CWHK: You have some leading companies like Yahoo that have pulled back from this idea of working virtually or remotely. Is that a real trend reversal because they feel that they need to have more face-to-face interaction?
JS: I think when Marissa Mayer moved into Yahoo—and I'm not an insider—but my bet is after about a week she was there, she must have seen the organization was much worse than expected.
The Internet has gone through several different models, yet Yahoo is still trapped back in a model that may be obsolete. People are wondering what she is doing with this call for people to return to the office. But I think she's just trying to pull the thing together. She's got to give it focus and a rally point.

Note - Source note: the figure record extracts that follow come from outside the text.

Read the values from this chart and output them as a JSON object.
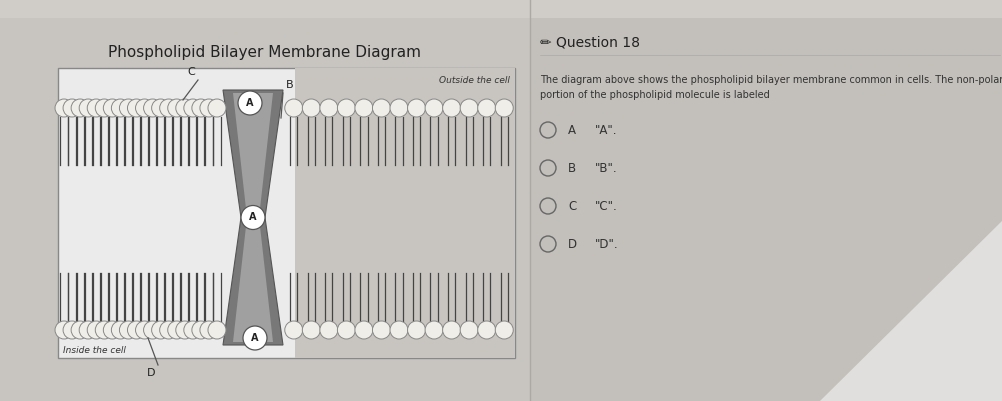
{
  "bg_left": "#c8c5c0",
  "bg_right": "#c5c2bc",
  "title": "Phospholipid Bilayer Membrane Diagram",
  "outside_label": "Outside the cell",
  "inside_label": "Inside the cell",
  "question_title": "Question 18",
  "question_text1": "The diagram above shows the phospholipid bilayer membrane common in cells. The non-polar",
  "question_text2": "portion of the phospholipid molecule is labeled",
  "options": [
    [
      "A",
      "\"A\"."
    ],
    [
      "B",
      "\"B\"."
    ],
    [
      "C",
      "\"C\"."
    ],
    [
      "D",
      "\"D\"."
    ]
  ],
  "diagram_bg_left": "#e8e6e2",
  "diagram_bg_right": "#c0bdb8",
  "protein_dark": "#707070",
  "protein_mid": "#909090",
  "head_fill": "#f0eee8",
  "head_edge": "#888888",
  "tail_color": "#444444",
  "label_circle_fill": "#ffffff",
  "label_circle_edge": "#555555"
}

You either join us and be part of the company and come to work, or go work somewhere else—make that choice. She's got to change the culture and she's got a limited amount of time. Telling people that they can't work from home any more is just a piece to the puzzle. I wouldn't draw any wider conclusion from it than that.
CWHK: Another company trying to turn itself around is HP — what do you think will happen there?
JS: I've known Meg Whitman since she worked at Hasbro. A very talented lady who did a great job at eBay and HP is lucky to have her. You talk about a board that ought to be spanked. It's just incredible how many mistakes have been made there.
Everything is going in the wrong direction for them. It bought EDS at the height of its value and guess what—nobody buys IT services that way anymore. Then it bought Autonomy at the wrong time for the wrong price. Then it has the printer business—which was at one point the majority of their profit—but people don't print as much anymore. And you still have its PC business and its failed mobile platform.
The company was clearly without leadership over a number of years. And she's stepped in—it's amazing to me that she even accepted the job.